ある日、おくめは鳥を追っている途中で、鬼鞍東左という武士が農民を脅している場面に遭遇する。東左は、物頭格でありながら高利貸しのようなことをしており、庶民から「ゲジゲジ」と嫌われる男だった。おくめは彼の横暴に怒りを覚えつつも、その場では何もできずに立ち去る。しかし、この東左が後に藩を揺るがす大事件に関わることになる。

そんな折、池田藩では「藩主・池田三左衛門の隠し子」と名乗る若者が現れ、国家老・三左衛門のもとに届けられる。彼の証拠品として、藩主のものである確かな品々が揃っていたため、藩では対応に苦慮することとなる。しかし、その若者の素性を疑ったおくめは、慎重に観察を続けるうちに、彼が実は百姓の子・与二郎であることを見破る。与二郎は、鬼鞍東左に唆され、池田家の跡継ぎになれば金と地位を得られると騙されていたのだった。

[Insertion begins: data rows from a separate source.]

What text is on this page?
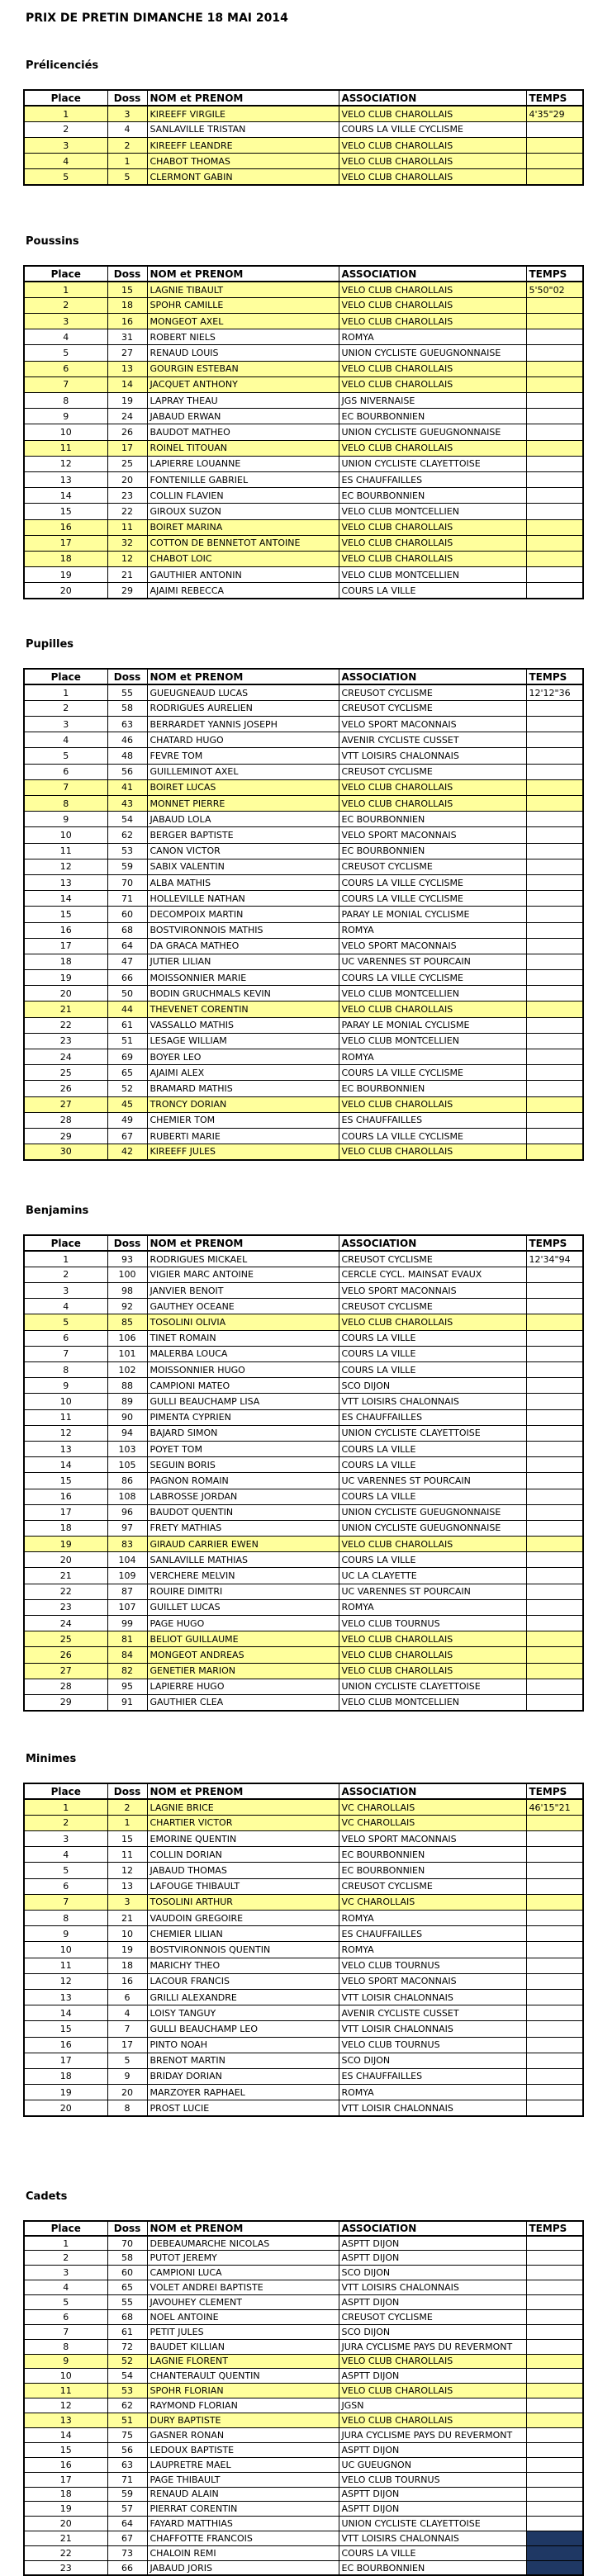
PRIX DE PRETIN DIMANCHE 18 MAI 2014
Prélicenciés
Place	Doss	NOM et PRENOM	ASSOCIATION	TEMPS
1	3	KIREEFF VIRGILE	VELO CLUB CHAROLLAIS	4'35"29
2	4	SANLAVILLE TRISTAN	COURS LA VILLE CYCLISME	
3	2	KIREEFF LEANDRE	VELO CLUB CHAROLLAIS	
4	1	CHABOT THOMAS	VELO CLUB CHAROLLAIS	
5	5	CLERMONT GABIN	VELO CLUB CHAROLLAIS	
Poussins
Place	Doss	NOM et PRENOM	ASSOCIATION	TEMPS
1	15	LAGNIE TIBAULT	VELO CLUB CHAROLLAIS	5'50"02
2	18	SPOHR CAMILLE	VELO CLUB CHAROLLAIS	
3	16	MONGEOT AXEL	VELO CLUB CHAROLLAIS	
4	31	ROBERT NIELS	ROMYA	
5	27	RENAUD LOUIS	UNION CYCLISTE GUEUGNONNAISE	
6	13	GOURGIN ESTEBAN	VELO CLUB CHAROLLAIS	
7	14	JACQUET ANTHONY	VELO CLUB CHAROLLAIS	
8	19	LAPRAY THEAU	JGS NIVERNAISE	
9	24	JABAUD ERWAN	EC BOURBONNIEN	
10	26	BAUDOT MATHEO	UNION CYCLISTE GUEUGNONNAISE	
11	17	ROINEL TITOUAN	VELO CLUB CHAROLLAIS	
12	25	LAPIERRE LOUANNE	UNION CYCLISTE CLAYETTOISE	
13	20	FONTENILLE GABRIEL	ES CHAUFFAILLES	
14	23	COLLIN FLAVIEN	EC BOURBONNIEN	
15	22	GIROUX SUZON	VELO CLUB MONTCELLIEN	
16	11	BOIRET MARINA	VELO CLUB CHAROLLAIS	
17	32	COTTON DE BENNETOT ANTOINE	VELO CLUB CHAROLLAIS	
18	12	CHABOT LOIC	VELO CLUB CHAROLLAIS	
19	21	GAUTHIER ANTONIN	VELO CLUB MONTCELLIEN	
20	29	AJAIMI REBECCA	COURS LA VILLE	
Pupilles
Place	Doss	NOM et PRENOM	ASSOCIATION	TEMPS
1	55	GUEUGNEAUD LUCAS	CREUSOT CYCLISME	12'12"36
2	58	RODRIGUES AURELIEN	CREUSOT CYCLISME	
3	63	BERRARDET YANNIS JOSEPH	VELO SPORT MACONNAIS	
4	46	CHATARD HUGO	AVENIR CYCLISTE CUSSET	
5	48	FEVRE TOM	VTT LOISIRS CHALONNAIS	
6	56	GUILLEMINOT AXEL	CREUSOT CYCLISME	
7	41	BOIRET LUCAS	VELO CLUB CHAROLLAIS	
8	43	MONNET PIERRE	VELO CLUB CHAROLLAIS	
9	54	JABAUD LOLA	EC BOURBONNIEN	
10	62	BERGER BAPTISTE	VELO SPORT MACONNAIS	
11	53	CANON VICTOR	EC BOURBONNIEN	
12	59	SABIX VALENTIN	CREUSOT CYCLISME	
13	70	ALBA MATHIS	COURS LA VILLE CYCLISME	
14	71	HOLLEVILLE NATHAN	COURS LA VILLE CYCLISME	
15	60	DECOMPOIX MARTIN	PARAY LE MONIAL CYCLISME	
16	68	BOSTVIRONNOIS MATHIS	ROMYA	
17	64	DA GRACA MATHEO	VELO SPORT MACONNAIS	
18	47	JUTIER LILIAN	UC VARENNES ST POURCAIN	
19	66	MOISSONNIER MARIE	COURS LA VILLE CYCLISME	
20	50	BODIN GRUCHMALS KEVIN	VELO CLUB MONTCELLIEN	
21	44	THEVENET CORENTIN	VELO CLUB CHAROLLAIS	
22	61	VASSALLO MATHIS	PARAY LE MONIAL CYCLISME	
23	51	LESAGE WILLIAM	VELO CLUB MONTCELLIEN	
24	69	BOYER LEO	ROMYA	
25	65	AJAIMI ALEX	COURS LA VILLE CYCLISME	
26	52	BRAMARD MATHIS	EC BOURBONNIEN	
27	45	TRONCY DORIAN	VELO CLUB CHAROLLAIS	
28	49	CHEMIER TOM	ES CHAUFFAILLES	
29	67	RUBERTI MARIE	COURS LA VILLE CYCLISME	
30	42	KIREEFF JULES	VELO CLUB CHAROLLAIS	
Benjamins
Place	Doss	NOM et PRENOM	ASSOCIATION	TEMPS
1	93	RODRIGUES MICKAEL	CREUSOT CYCLISME	12'34"94
2	100	VIGIER MARC ANTOINE	CERCLE CYCL. MAINSAT EVAUX	
3	98	JANVIER BENOIT	VELO SPORT MACONNAIS	
4	92	GAUTHEY OCEANE	CREUSOT CYCLISME	
5	85	TOSOLINI OLIVIA	VELO CLUB CHAROLLAIS	
6	106	TINET ROMAIN	COURS LA VILLE	
7	101	MALERBA LOUCA	COURS LA VILLE	
8	102	MOISSONNIER HUGO	COURS LA VILLE	
9	88	CAMPIONI MATEO	SCO DIJON	
10	89	GULLI BEAUCHAMP LISA	VTT LOISIRS CHALONNAIS	
11	90	PIMENTA CYPRIEN	ES CHAUFFAILLES	
12	94	BAJARD SIMON	UNION CYCLISTE CLAYETTOISE	
13	103	POYET TOM	COURS LA VILLE	
14	105	SEGUIN BORIS	COURS LA VILLE	
15	86	PAGNON ROMAIN	UC VARENNES ST POURCAIN	
16	108	LABROSSE JORDAN	COURS LA VILLE	
17	96	BAUDOT QUENTIN	UNION CYCLISTE GUEUGNONNAISE	
18	97	FRETY MATHIAS	UNION CYCLISTE GUEUGNONNAISE	
19	83	GIRAUD CARRIER EWEN	VELO CLUB CHAROLLAIS	
20	104	SANLAVILLE MATHIAS	COURS LA VILLE	
21	109	VERCHERE MELVIN	UC LA CLAYETTE	
22	87	ROUIRE DIMITRI	UC VARENNES ST POURCAIN	
23	107	GUILLET LUCAS	ROMYA	
24	99	PAGE HUGO	VELO CLUB TOURNUS	
25	81	BELIOT GUILLAUME	VELO CLUB CHAROLLAIS	
26	84	MONGEOT ANDREAS	VELO CLUB CHAROLLAIS	
27	82	GENETIER MARION	VELO CLUB CHAROLLAIS	
28	95	LAPIERRE HUGO	UNION CYCLISTE CLAYETTOISE	
29	91	GAUTHIER CLEA	VELO CLUB MONTCELLIEN	
Minimes
Place	Doss	NOM et PRENOM	ASSOCIATION	TEMPS
1	2	LAGNIE BRICE	VC CHAROLLAIS	46'15"21
2	1	CHARTIER VICTOR	VC CHAROLLAIS	
3	15	EMORINE QUENTIN	VELO SPORT MACONNAIS	
4	11	COLLIN DORIAN	EC BOURBONNIEN	
5	12	JABAUD THOMAS	EC BOURBONNIEN	
6	13	LAFOUGE THIBAULT	CREUSOT CYCLISME	
7	3	TOSOLINI ARTHUR	VC CHAROLLAIS	
8	21	VAUDOIN GREGOIRE	ROMYA	
9	10	CHEMIER LILIAN	ES CHAUFFAILLES	
10	19	BOSTVIRONNOIS QUENTIN	ROMYA	
11	18	MARICHY THEO	VELO CLUB TOURNUS	
12	16	LACOUR FRANCIS	VELO SPORT MACONNAIS	
13	6	GRILLI ALEXANDRE	VTT LOISIR CHALONNAIS	
14	4	LOISY TANGUY	AVENIR CYCLISTE CUSSET	
15	7	GULLI BEAUCHAMP LEO	VTT LOISIR CHALONNAIS	
16	17	PINTO NOAH	VELO CLUB TOURNUS	
17	5	BRENOT MARTIN	SCO DIJON	
18	9	BRIDAY DORIAN	ES CHAUFFAILLES	
19	20	MARZOYER RAPHAEL	ROMYA	
20	8	PROST LUCIE	VTT LOISIR CHALONNAIS	
Cadets
Place	Doss	NOM et PRENOM	ASSOCIATION	TEMPS
1	70	DEBEAUMARCHE NICOLAS	ASPTT DIJON	
2	58	PUTOT JEREMY	ASPTT DIJON	
3	60	CAMPIONI LUCA	SCO DIJON	
4	65	VOLET ANDREI BAPTISTE	VTT LOISIRS CHALONNAIS	
5	55	JAVOUHEY CLEMENT	ASPTT DIJON	
6	68	NOEL ANTOINE	CREUSOT CYCLISME	
7	61	PETIT JULES	SCO DIJON	
8	72	BAUDET KILLIAN	JURA CYCLISME PAYS DU REVERMONT	
9	52	LAGNIE FLORENT	VELO CLUB CHAROLLAIS	
10	54	CHANTERAULT QUENTIN	ASPTT DIJON	
11	53	SPOHR FLORIAN	VELO CLUB CHAROLLAIS	
12	62	RAYMOND FLORIAN	JGSN	
13	51	DURY BAPTISTE	VELO CLUB CHAROLLAIS	
14	75	GASNER RONAN	JURA CYCLISME PAYS DU REVERMONT	
15	56	LEDOUX BAPTISTE	ASPTT DIJON	
16	63	LAUPRETRE MAEL	UC GUEUGNON	
17	71	PAGE THIBAULT	VELO CLUB TOURNUS	
18	59	RENAUD ALAIN	ASPTT DIJON	
19	57	PIERRAT CORENTIN	ASPTT DIJON	
20	64	FAYARD MATTHIAS	UNION CYCLISTE CLAYETTOISE	
21	67	CHAFFOTTE FRANCOIS	VTT LOISIRS CHALONNAIS	
22	73	CHALOIN REMI	COURS LA VILLE	
23	66	JABAUD JORIS	EC BOURBONNIEN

おくめは国家老・三左衛門に進言し、策を練る。そして、偽者である与二郎に心理戦を仕掛け、ついには「自分は本当の子ではない」と自白させることに成功する。これにより、池田家の家督争いという大問題が未然に防がれた。しかし、事態を知った東左は怒り狂い、おくめに襲いかかる。だが、おくめは持ち前の俊敏さと鳥刺しの竿を武器にして見事に撃退し、東左を潜水に突き落として決着をつける。

事件が解決した後、おくめは再び鳥刺しの仕事を続けることになるが、その勇敢さと知恵が認められ、池田家中で高く評価される。そして、国家老・三左衛門は「この娘には家中随一の良い婿を見つけ、村岡家の名を長く池田家に伝えよう」と心に誓うのだった。

鳥刺しとして生きる少女が、家族と藩を守るために立ち向かう知略と勇気の物語――『鳥刺しおくめ』は、山本周五郎が描く強く美しい女性の生き様を示す名作である。